Sparking lights, silver bells and jolly characters are staples of the holidays and common sights along just about any American city's streets. But not in Oakland this year.
Holiday decorations are being held up by finger-pointing bureaucrats.
It's not a religious dispute over Baby Jesus or "winter festival" trees. This fiasco isn't about whose holiday gets top billing.
It's about something much simpler: Who puts up decorations.
Volunteers offered to decorate storefronts but city officials squashed that idea, saying it could become a legal issue because city street jobs are supposed to be for union members.

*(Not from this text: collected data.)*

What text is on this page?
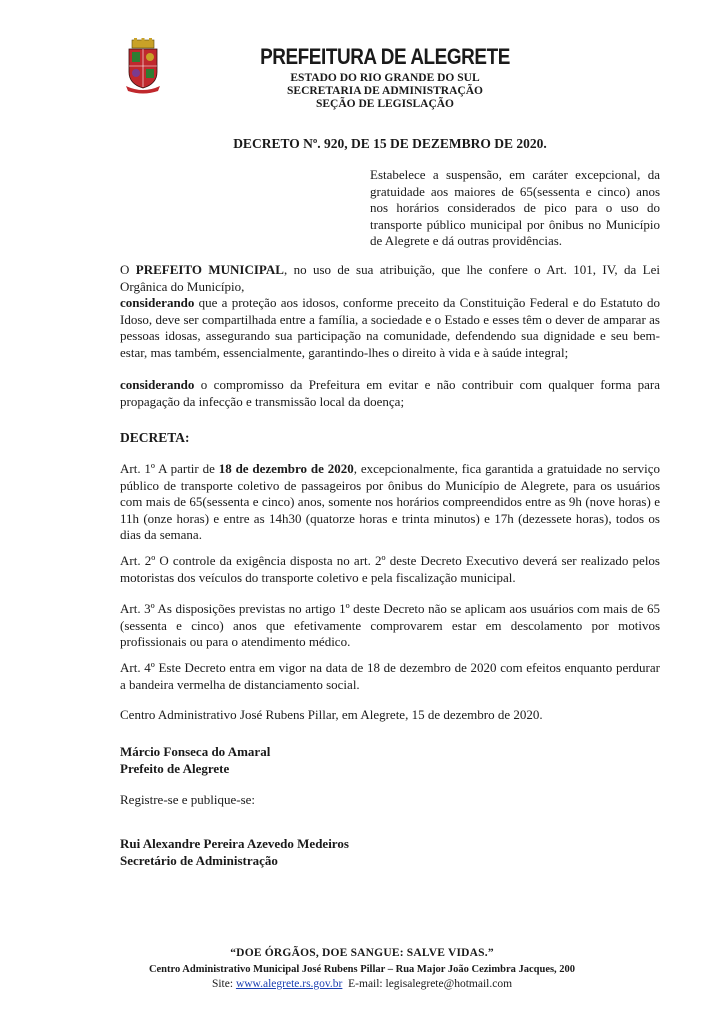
PREFEITURA DE ALEGRETE
ESTADO DO RIO GRANDE DO SUL
SECRETARIA DE ADMINISTRAÇÃO
SEÇÃO DE LEGISLAÇÃO
DECRETO Nº. 920, DE 15 DE DEZEMBRO DE 2020.
Estabelece a suspensão, em caráter excepcional, da gratuidade aos maiores de 65(sessenta e cinco) anos nos horários considerados de pico para o uso do transporte público municipal por ônibus no Município de Alegrete e dá outras providências.
O PREFEITO MUNICIPAL, no uso de sua atribuição, que lhe confere o Art. 101, IV, da Lei Orgânica do Município,
considerando que a proteção aos idosos, conforme preceito da Constituição Federal e do Estatuto do Idoso, deve ser compartilhada entre a família, a sociedade e o Estado e esses têm o dever de amparar as pessoas idosas, assegurando sua participação na comunidade, defendendo sua dignidade e seu bem-estar, mas também, essencialmente, garantindo-lhes o direito à vida e à saúde integral;
considerando o compromisso da Prefeitura em evitar e não contribuir com qualquer forma para propagação da infecção e transmissão local da doença;
DECRETA:
Art. 1º A partir de 18 de dezembro de 2020, excepcionalmente, fica garantida a gratuidade no serviço público de transporte coletivo de passageiros por ônibus do Município de Alegrete, para os usuários com mais de 65(sessenta e cinco) anos, somente nos horários compreendidos entre as 9h (nove horas) e 11h (onze horas) e entre as 14h30 (quatorze horas e trinta minutos) e 17h (dezessete horas), todos os dias da semana.
Art. 2º O controle da exigência disposta no art. 2º deste Decreto Executivo deverá ser realizado pelos motoristas dos veículos do transporte coletivo e pela fiscalização municipal.
Art. 3º As disposições previstas no artigo 1º deste Decreto não se aplicam aos usuários com mais de 65 (sessenta e cinco) anos que efetivamente comprovarem estar em descolamento por motivos profissionais ou para o atendimento médico.
Art. 4º Este Decreto entra em vigor na data de 18 de dezembro de 2020 com efeitos enquanto perdurar a bandeira vermelha de distanciamento social.
Centro Administrativo José Rubens Pillar, em Alegrete, 15 de dezembro de 2020.
Márcio Fonseca do Amaral
Prefeito de Alegrete
Registre-se e publique-se:
Rui Alexandre Pereira Azevedo Medeiros
Secretário de Administração
“DOE ÓRGÃOS, DOE SANGUE: SALVE VIDAS.”
Centro Administrativo Municipal José Rubens Pillar – Rua Major João Cezimbra Jacques, 200
Site: www.alegrete.rs.gov.br  E-mail: legisalegrete@hotmail.com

San Francisco Chronicle columnist Chip Johnson has been following the tale and has the latest turn:
The city could open itself up to potential legal risk if it allowed a volunteer effort to perform work that's supposed to be done by union labor, wrote Alizia Gallo, business services development manager for the Oakland Community and Economic Development Agency, in an email declining the group's offer.
That sounds bad enough. But it gets worse: A city lawyer whom Gallo blames for the decision says his office had nothing to do with Gallo's call.
A spokesman for Oakland Mayor Ron Dellums told NBC Bay Area that their office did not have immediate comment on the latest turn in this holiday decorations saga.
But we have one: Stop being such a Grinch, guys!